Into The Woods review – Australian take on Sondheim masterpiece needs more time to soar

·4-min read

When the legendary Broadway composer and lyricist Stephen Sondheim arrived on the scene, the effect was seismic. He challenged and provoked musical theatre into new relevance and startling profundity, crafting shows that asked tougher questions about the nature of life and love. He made musicals that united the head and the heart with sophistication, hyper-lexical intelligence, and daring musicality.

By the time his fractured-fairytale musical Into the Woods debuted on Broadway in 1987, Sondheim was already a force to be reckoned with – but he still managed to surprise. By the end of the first act, he gives all his characters a happy ending. In the second, he looks beyond happily-ever-afters towards what comes next: ambivalence, unfulfillment, the cruelty of loss. It is, tenderly and quietly, a parable about the Aids crisis – represented here by a giant leaving careless destruction in its wake, leaving a world shocked by sudden grief – but it is also an exploration of wanting, loving and our restless drive to find something that will finally make us feel complete. And how we never seem to get there.

It’s ferociously witty, narratively adventurous, and musically thrilling, filled with wordplay, patter, pathos and care. It requires a command of musicality, precision and tone. It is not a simple work. And in a new production for Belvoir co-produced by the Hayes theatre, the company’s artistic director, Eamon Flack, has taken the reins. Although he’s better known for plays, Flack’s passion for this musical is clear: there’s a clear and loving hand guiding the work.

With a book by James Lapine, the show brings together recognisable fairytale characters – Little Red Riding Hood (Mo Lovegrove), Cinderella (Shubshri Kandiah, who recently played the more traditional Cinderella in the Rodgers and Hammerstein production), Jack, of ‘the Beanstalk’ fame (Marty Alix), Rapunzel (Stefanie Caccamo), and two Princes Charming (Tim Draxl and Andrew Coshan) – and unites them with parallel quests into the eponymous woods. They all cross paths with the pair at the heart of the piece, a Baker (Justin Smith) and his wife (Esther Hannaford), who have been cursed by a glorious, complicated, clever Witch (Tamsin Carroll). A Narrator (Peter Carroll) keeps the story moving – well, at first.
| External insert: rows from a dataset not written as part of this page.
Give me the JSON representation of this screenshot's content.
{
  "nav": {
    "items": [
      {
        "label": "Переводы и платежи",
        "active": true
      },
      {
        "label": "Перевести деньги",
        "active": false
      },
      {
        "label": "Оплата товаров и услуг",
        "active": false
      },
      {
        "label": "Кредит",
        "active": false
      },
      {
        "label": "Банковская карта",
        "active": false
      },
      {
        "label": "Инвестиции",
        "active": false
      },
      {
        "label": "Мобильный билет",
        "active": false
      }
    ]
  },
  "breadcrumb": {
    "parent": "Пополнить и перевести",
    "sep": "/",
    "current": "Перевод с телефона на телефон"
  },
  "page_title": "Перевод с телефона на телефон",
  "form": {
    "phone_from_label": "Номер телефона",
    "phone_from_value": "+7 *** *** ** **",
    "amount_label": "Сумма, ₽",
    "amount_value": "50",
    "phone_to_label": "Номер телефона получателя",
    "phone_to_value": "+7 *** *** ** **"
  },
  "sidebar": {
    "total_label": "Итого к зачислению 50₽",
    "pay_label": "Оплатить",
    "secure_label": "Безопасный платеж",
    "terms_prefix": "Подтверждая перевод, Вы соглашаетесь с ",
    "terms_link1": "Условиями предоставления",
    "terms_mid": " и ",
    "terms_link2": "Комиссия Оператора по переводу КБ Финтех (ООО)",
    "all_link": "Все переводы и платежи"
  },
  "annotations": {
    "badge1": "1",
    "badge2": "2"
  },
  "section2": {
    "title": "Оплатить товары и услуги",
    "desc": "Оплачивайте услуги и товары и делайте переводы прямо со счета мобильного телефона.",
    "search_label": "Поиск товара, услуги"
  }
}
On a cabaret-style set by Michael Hankin, with a few carefully judged and whimsical props (three of which were co-designed by costume designer Micka Agosta), the story plays out with gusto and occasional flashes of brilliance: the Witch makes inventive entrances and exits (one involves a delightful vehicle that can’t be spoiled); the Narrator throws confetti as punctuation; the players weave between and around the two pianos onstage. In new orchestrations for piano by Guy Simpson, it’s like seeing a musical unplugged but still soaring; the melodies are so pure and moving it’s as if they’re new again.

Unfortunately, this show is also underdeveloped. With longer rehearsal, or more time in previews, it could have dug deeper into its choices. It will probably mature over the course of the run – but on opening night it felt frustratingly, tantalizingly, unresolved.
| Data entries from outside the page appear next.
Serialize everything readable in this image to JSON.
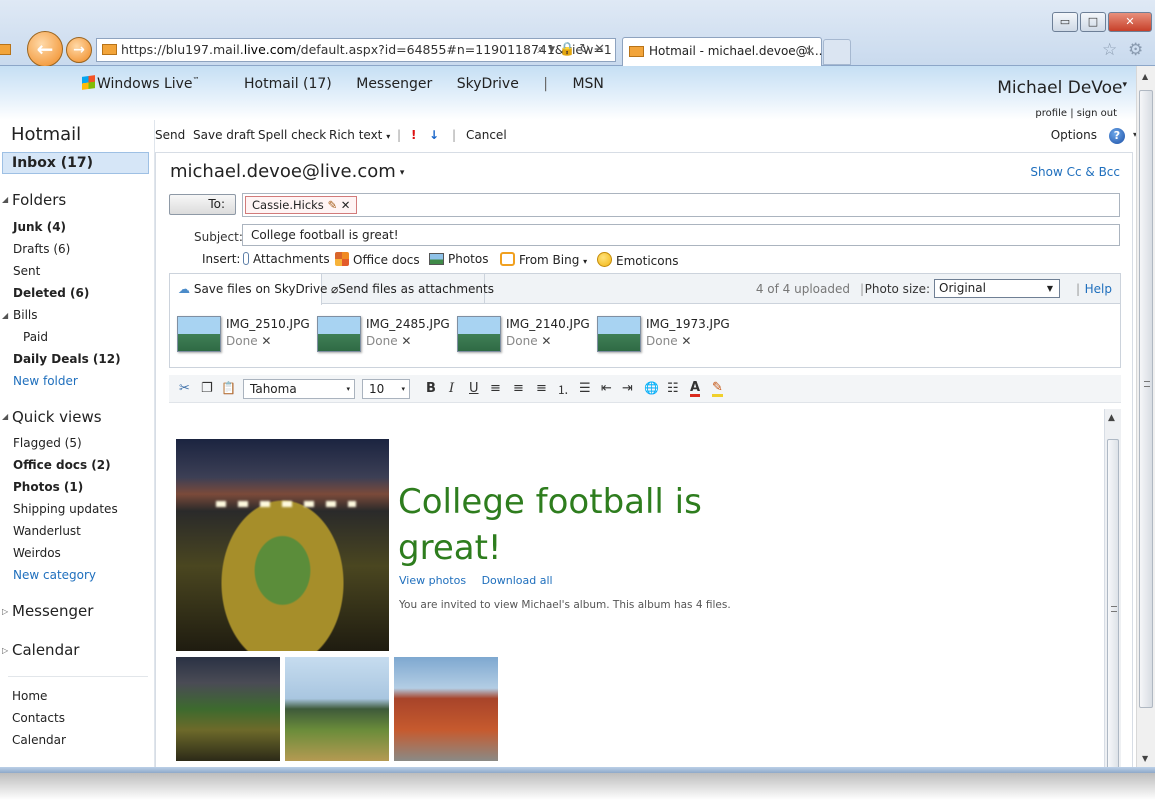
{
  "browser": {
    "url_prefix": "https://blu197.mail.",
    "url_domain": "live.com",
    "url_rest": "/default.aspx?id=64855#n=1190118741&view=1",
    "tab_title": "Hotmail - michael.devoe@l...",
    "window_controls": [
      "▭",
      "□",
      "✕"
    ]
  },
  "header": {
    "brand": "Windows Live",
    "brand_tm": "™",
    "nav": [
      "Hotmail (17)",
      "Messenger",
      "SkyDrive",
      "MSN"
    ],
    "nav_sep": "|",
    "user_name": "Michael DeVoe",
    "user_caret": "▾",
    "profile_link": "profile",
    "links_sep": "|",
    "signout_link": "sign out"
  },
  "sidebar": {
    "title": "Hotmail",
    "inbox": "Inbox (17)",
    "folders_title": "Folders",
    "folders": [
      {
        "label": "Junk (4)",
        "bold": true
      },
      {
        "label": "Drafts (6)",
        "bold": false
      },
      {
        "label": "Sent",
        "bold": false
      },
      {
        "label": "Deleted (6)",
        "bold": true
      },
      {
        "label": "Bills",
        "bold": false
      },
      {
        "label": "Paid",
        "bold": false
      },
      {
        "label": "Daily Deals (12)",
        "bold": true
      }
    ],
    "new_folder": "New folder",
    "quick_views_title": "Quick views",
    "quick_views": [
      {
        "label": "Flagged (5)",
        "bold": false
      },
      {
        "label": "Office docs (2)",
        "bold": true
      },
      {
        "label": "Photos (1)",
        "bold": true
      },
      {
        "label": "Shipping updates",
        "bold": false
      },
      {
        "label": "Wanderlust",
        "bold": false
      },
      {
        "label": "Weirdos",
        "bold": false
      }
    ],
    "new_category": "New category",
    "messenger": "Messenger",
    "calendar": "Calendar",
    "bottom_links": [
      "Home",
      "Contacts",
      "Calendar"
    ]
  },
  "toolbar": {
    "send": "Send",
    "save_draft": "Save draft",
    "spell_check": "Spell check",
    "rich_text": "Rich text",
    "rich_caret": "▾",
    "sep": "|",
    "high_priority": "!",
    "low_priority": "↓",
    "cancel": "Cancel",
    "options": "Options",
    "help": "?",
    "help_caret": "▾"
  },
  "compose": {
    "from": "michael.devoe@live.com",
    "from_caret": "▾",
    "show_cc_bcc": "Show Cc & Bcc",
    "to_button": "To:",
    "recipient": "Cassie.Hicks",
    "recipient_edit": "✎",
    "recipient_remove": "✕",
    "subject_label": "Subject:",
    "subject": "College football is great!",
    "insert_label": "Insert:",
    "insert": {
      "attachments": "Attachments",
      "office_docs": "Office docs",
      "photos": "Photos",
      "from_bing": "From Bing",
      "bing_caret": "▾",
      "emoticons": "Emoticons"
    }
  },
  "upload": {
    "tab_skydrive": "Save files on SkyDrive",
    "tab_attach": "Send files as attachments",
    "status": "4 of 4 uploaded",
    "sep": "|",
    "photo_size_label": "Photo size:",
    "photo_size": "Original",
    "select_caret": "▼",
    "help": "Help",
    "files": [
      {
        "name": "IMG_2510.JPG",
        "status": "Done"
      },
      {
        "name": "IMG_2485.JPG",
        "status": "Done"
      },
      {
        "name": "IMG_2140.JPG",
        "status": "Done"
      },
      {
        "name": "IMG_1973.JPG",
        "status": "Done"
      }
    ],
    "remove_glyph": "✕"
  },
  "format": {
    "font": "Tahoma",
    "size": "10",
    "select_caret": "▾",
    "icons": {
      "cut": "✂",
      "copy": "❐",
      "paste": "📋",
      "bold": "B",
      "italic": "I",
      "underline": "U",
      "align_left": "≡",
      "align_center": "≡",
      "align_right": "≡",
      "numbered_list": "⒈",
      "bullet_list": "☰",
      "outdent": "⇤",
      "indent": "⇥",
      "link": "🌐",
      "spacing": "☷",
      "font_color": "A",
      "highlight": "✎"
    }
  },
  "album": {
    "title": "College football is great!",
    "view_photos": "View photos",
    "download_all": "Download all",
    "description": "You are invited to view Michael's album. This album has 4 files."
  },
  "scroll_glyphs": {
    "up": "▲",
    "down": "▼"
  }
}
The bones of Flack’s production make sense. He’s drawn on his approach to classical plays for contemporary audiences: a scaled-back set, utilising the actors’ natural accents (for the most part), and building his emotional journeys around recognisable beats of comedy, tragedy and conflict.

But it is also feels guarded. A burst of colourful streamers represent the tangled trees of the woods, but it’s such a small amount the effect doesn’t quite land; most of the cast play small, rather than filling the stage; the more vulnerable moments in the second act feel surgically deployed rather than emotionally discovered. The Wolf (also Draxl) feels frustratingly superficial in his interaction with Little Red; any interrogation into the sexual undertones of their connection feels too subtle or stepped-around to make a point about power and consent.

The weaknesses are more noticeable in the book than the music, which is surprising given Flack’s obvious love of text and dialogue – but in the hands of Simpson and a cast of superlative interpreters of musical theatre, the songs are the standout.

The most successful numbers are those with the clearest and contained arcs: Kandiah’s On the Steps of the Palace shows a Cinderella with a soul at least double the size of the one she played for Opera Australia; Alix’s Giants in the Sky is revelatory, a perfect match for Lovegrove’s frank I Know Things Now. Hannaford’s Moments in the Woods is sublime.

Carroll’s Witch is compromised in her beautiful second-act songs by an accent choice that doesn’t translate well in moments of deeper meaning, but she otherwise owns the stage – slinking through chaos with a knowing look; draping herself across a piano with superiority and distaste. She’s a star, and so is Hannaford; they play with lyrics, timing, and phrasing like only those at the top of their game can.

Still, as much as you might wish to surrender to the story, it’s kept at arm’s length. There’s a bright future for this production – but on opening night, it doesn’t swing hard or dig deep enough to bring us to catharsis.